There is often the case with newer writers — in particular, writers who are used to short fiction — of having difficulty with the novel. Speaking from experience, the scope of an entire book on a subject can often lead the writer to feel as if they’ve bitten off more than they can chew.
Such is the case with I Am The Law by Michael Molcher. I should note before digging into my issues that the book is overall pretty good. The analysis of the collapse (or, perhaps more aptly, ascension) of the Police into a fascist system of cruelty that exists solely to justify power in the context of Judge Dredd comics is a smart one. There are a variety of prescient moments within the history of Dredd that Molcher highlights with all the horror and gravitas it requires.
The issue comes from a more structural perspective. Throughout the book, Molcher will employ what is often referred to as an oil and water approach to criticism, wherein a section of the book will talk about a Dredd comic before switching to discussing a related issue involving the history of the police. The chapter on The Day The Law Died, for example, examines the relationship between fascists and walls through the lens of how Mega City One embraced the walls forced onto it by the mad Judge Cal.
The problem is that the two never quite synthesize into one another. There’s no point where the connection between the cruelty and horror of Dredd and the police meld together into something that enhances both. They remain separate strands within the poetry. A counterpoint rather than a melody.

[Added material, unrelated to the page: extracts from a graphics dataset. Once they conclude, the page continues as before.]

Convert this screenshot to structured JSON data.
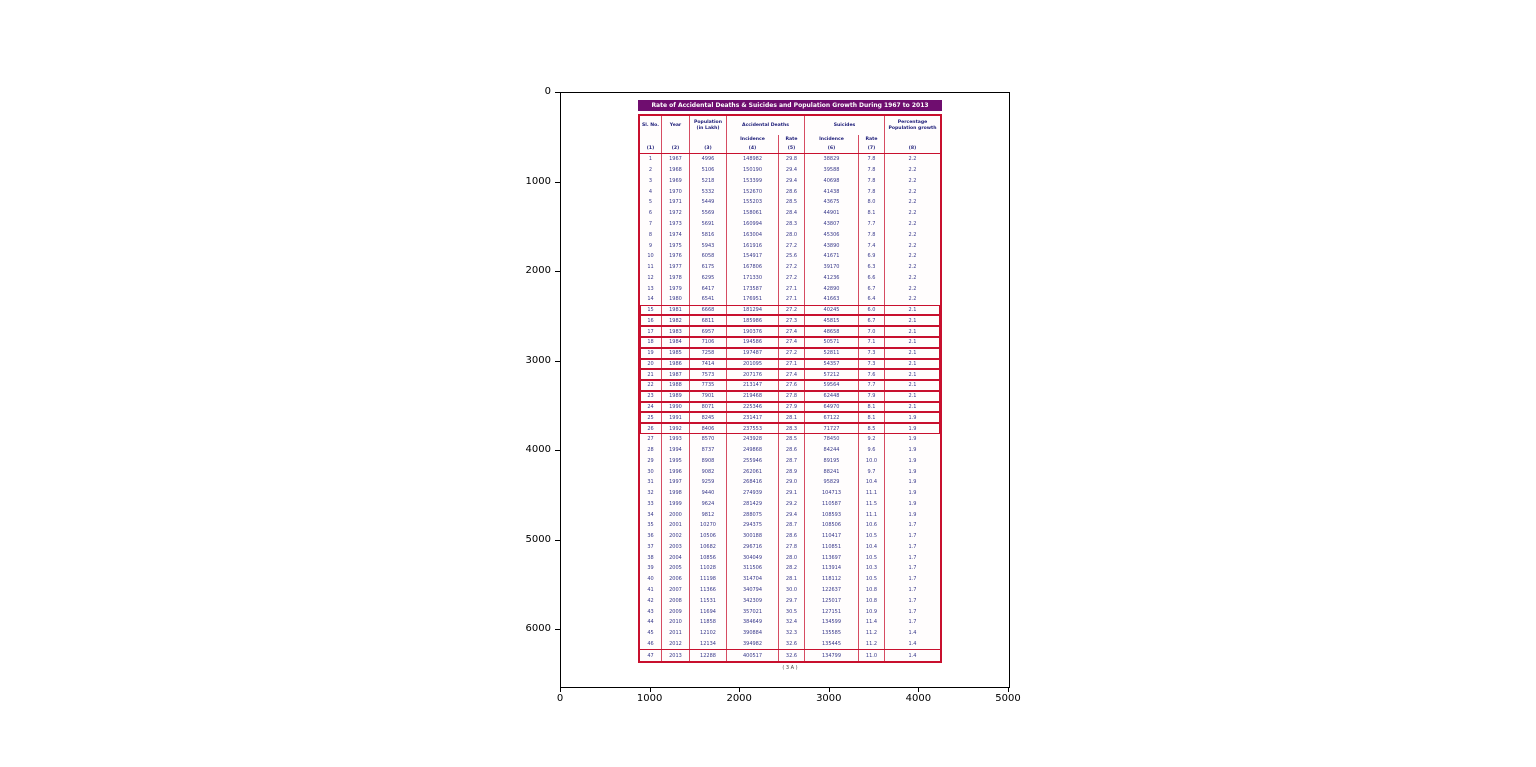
{
  "colors": {
    "title_bg": "#6f0d6f",
    "grid_red": "#c8102e",
    "header_text": "#1c1c78",
    "cell_text": "#38388a"
  },
  "chart_data": {
    "type": "table",
    "title": "Rate of Accidental Deaths & Suicides and Population Growth During 1967 to 2013",
    "caption": "( 3 A )",
    "axes": {
      "x_ticks": [
        "0",
        "1000",
        "2000",
        "3000",
        "4000",
        "5000"
      ],
      "y_ticks": [
        "0",
        "1000",
        "2000",
        "3000",
        "4000",
        "5000",
        "6000"
      ]
    },
    "header": {
      "col1": "Sl. No.",
      "col2": "Year",
      "col3": "Population (in Lakh)",
      "group_ad": "Accidental Deaths",
      "group_su": "Suicides",
      "sub_incidence": "Incidence",
      "sub_rate": "Rate",
      "col8": "Percentage Population growth",
      "col_numbers": [
        "(1)",
        "(2)",
        "(3)",
        "(4)",
        "(5)",
        "(6)",
        "(7)",
        "(8)"
      ]
    },
    "boxed_rows_start": 15,
    "boxed_rows_end": 26,
    "rows": [
      [
        "1",
        "1967",
        "4996",
        "148982",
        "29.8",
        "38829",
        "7.8",
        "2.2"
      ],
      [
        "2",
        "1968",
        "5106",
        "150190",
        "29.4",
        "39588",
        "7.8",
        "2.2"
      ],
      [
        "3",
        "1969",
        "5218",
        "153399",
        "29.4",
        "40698",
        "7.8",
        "2.2"
      ],
      [
        "4",
        "1970",
        "5332",
        "152670",
        "28.6",
        "41438",
        "7.8",
        "2.2"
      ],
      [
        "5",
        "1971",
        "5449",
        "155203",
        "28.5",
        "43675",
        "8.0",
        "2.2"
      ],
      [
        "6",
        "1972",
        "5569",
        "158061",
        "28.4",
        "44901",
        "8.1",
        "2.2"
      ],
      [
        "7",
        "1973",
        "5691",
        "160994",
        "28.3",
        "43807",
        "7.7",
        "2.2"
      ],
      [
        "8",
        "1974",
        "5816",
        "163004",
        "28.0",
        "45306",
        "7.8",
        "2.2"
      ],
      [
        "9",
        "1975",
        "5943",
        "161916",
        "27.2",
        "43890",
        "7.4",
        "2.2"
      ],
      [
        "10",
        "1976",
        "6058",
        "154917",
        "25.6",
        "41671",
        "6.9",
        "2.2"
      ],
      [
        "11",
        "1977",
        "6175",
        "167806",
        "27.2",
        "39170",
        "6.3",
        "2.2"
      ],
      [
        "12",
        "1978",
        "6295",
        "171330",
        "27.2",
        "41236",
        "6.6",
        "2.2"
      ],
      [
        "13",
        "1979",
        "6417",
        "173587",
        "27.1",
        "42890",
        "6.7",
        "2.2"
      ],
      [
        "14",
        "1980",
        "6541",
        "176951",
        "27.1",
        "41663",
        "6.4",
        "2.2"
      ],
      [
        "15",
        "1981",
        "6668",
        "181294",
        "27.2",
        "40245",
        "6.0",
        "2.1"
      ],
      [
        "16",
        "1982",
        "6811",
        "185986",
        "27.3",
        "45815",
        "6.7",
        "2.1"
      ],
      [
        "17",
        "1983",
        "6957",
        "190376",
        "27.4",
        "48658",
        "7.0",
        "2.1"
      ],
      [
        "18",
        "1984",
        "7106",
        "194586",
        "27.4",
        "50571",
        "7.1",
        "2.1"
      ],
      [
        "19",
        "1985",
        "7258",
        "197487",
        "27.2",
        "52811",
        "7.3",
        "2.1"
      ],
      [
        "20",
        "1986",
        "7414",
        "201095",
        "27.1",
        "54357",
        "7.3",
        "2.1"
      ],
      [
        "21",
        "1987",
        "7573",
        "207176",
        "27.4",
        "57212",
        "7.6",
        "2.1"
      ],
      [
        "22",
        "1988",
        "7735",
        "213147",
        "27.6",
        "59564",
        "7.7",
        "2.1"
      ],
      [
        "23",
        "1989",
        "7901",
        "219468",
        "27.8",
        "62448",
        "7.9",
        "2.1"
      ],
      [
        "24",
        "1990",
        "8071",
        "225346",
        "27.9",
        "64970",
        "8.1",
        "2.1"
      ],
      [
        "25",
        "1991",
        "8245",
        "231417",
        "28.1",
        "67122",
        "8.1",
        "1.9"
      ],
      [
        "26",
        "1992",
        "8406",
        "237553",
        "28.3",
        "71727",
        "8.5",
        "1.9"
      ],
      [
        "27",
        "1993",
        "8570",
        "243928",
        "28.5",
        "78450",
        "9.2",
        "1.9"
      ],
      [
        "28",
        "1994",
        "8737",
        "249868",
        "28.6",
        "84244",
        "9.6",
        "1.9"
      ],
      [
        "29",
        "1995",
        "8908",
        "255946",
        "28.7",
        "89195",
        "10.0",
        "1.9"
      ],
      [
        "30",
        "1996",
        "9082",
        "262061",
        "28.9",
        "88241",
        "9.7",
        "1.9"
      ],
      [
        "31",
        "1997",
        "9259",
        "268416",
        "29.0",
        "95829",
        "10.4",
        "1.9"
      ],
      [
        "32",
        "1998",
        "9440",
        "274939",
        "29.1",
        "104713",
        "11.1",
        "1.9"
      ],
      [
        "33",
        "1999",
        "9624",
        "281429",
        "29.2",
        "110587",
        "11.5",
        "1.9"
      ],
      [
        "34",
        "2000",
        "9812",
        "288075",
        "29.4",
        "108593",
        "11.1",
        "1.9"
      ],
      [
        "35",
        "2001",
        "10270",
        "294375",
        "28.7",
        "108506",
        "10.6",
        "1.7"
      ],
      [
        "36",
        "2002",
        "10506",
        "300188",
        "28.6",
        "110417",
        "10.5",
        "1.7"
      ],
      [
        "37",
        "2003",
        "10682",
        "296716",
        "27.8",
        "110851",
        "10.4",
        "1.7"
      ],
      [
        "38",
        "2004",
        "10856",
        "304049",
        "28.0",
        "113697",
        "10.5",
        "1.7"
      ],
      [
        "39",
        "2005",
        "11028",
        "311506",
        "28.2",
        "113914",
        "10.3",
        "1.7"
      ],
      [
        "40",
        "2006",
        "11198",
        "314704",
        "28.1",
        "118112",
        "10.5",
        "1.7"
      ],
      [
        "41",
        "2007",
        "11366",
        "340794",
        "30.0",
        "122637",
        "10.8",
        "1.7"
      ],
      [
        "42",
        "2008",
        "11531",
        "342309",
        "29.7",
        "125017",
        "10.8",
        "1.7"
      ],
      [
        "43",
        "2009",
        "11694",
        "357021",
        "30.5",
        "127151",
        "10.9",
        "1.7"
      ],
      [
        "44",
        "2010",
        "11858",
        "384649",
        "32.4",
        "134599",
        "11.4",
        "1.7"
      ],
      [
        "45",
        "2011",
        "12102",
        "390884",
        "32.3",
        "135585",
        "11.2",
        "1.4"
      ],
      [
        "46",
        "2012",
        "12134",
        "394982",
        "32.6",
        "135445",
        "11.2",
        "1.4"
      ],
      [
        "47",
        "2013",
        "12288",
        "400517",
        "32.6",
        "134799",
        "11.0",
        "1.4"
      ]
    ]
  }
}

This results in highlighting aspects of the text that one might want to elide. Mainly, the parts about the police are vastly superior to the parts about comics history and Judge Dredd. There’s a raw anger to the discussion of the various ways in which the system has failed the citizens, how the police are working under the assumption that the people are the enemy, that is made lesser by having to jump back into alright criticism of Judge Dredd comics. The medicine tastes better than the spoonful of sugar.
Further highlighting its first book status is the way each chapter functions. While structurally, the chapters move chronologically through the history of Judge Dredd, the chapters themselves don’t feel as if they build off of one another. In many regards, it feels as if one is reading an anthology of essays from a writer’s entire career rather than a book engaging with the subject. While the difference is slight, it is nevertheless vital.
That isn’t to say the book is bad. It’s an extremely fascinating text about an important subject. Molcher’s does great work with prose. The individual chapters, while hurt by the oil and water approach, are fascinating in their engagement with the police and Judge Dredd. Molcher can paint a truly horrific, hopeless portrait of the world as many a Judge Dredd writer is known for doing.
Among the stronger chapters of I Am the Law, there’s the one focusing on Letter from a Democrat. Or rather, as Molcher tends to do, explore the theme of Democracy within the Judge Dredd comics with Letter from a Democrat as its starting point. While one would expect such a chapter to focus on the BREXIT referendum, Molcher instead decides to examine the whole concept of democracy. Rather than use the oil and water back and forth structure other chapters use, Molcher focuses primarily on the Dredd comics with occasional engagements with non-Dredd texts. This leads to a truly jaw dropping segment that I will not spoil here, but it nevertheless showcases an author and critic with a lot of talent.
When reading I Am The Law, I find myself excited to see him blow my socks off in three books’ time.
“While Dirty Harry isn’t a racist film or quite the fascist film its critics at the time claimed, it is reactionary.
And it promotes a reactionary view, sometimes as subtext and sometimes as text. Because the audience the film sought to excite held a view of the rapidly changing society around them that was bordering on future shock.
Dirty Harry gave voice to their fears, told them they were right to feel that way and gave them a .44 caliber hero who would fight for them.”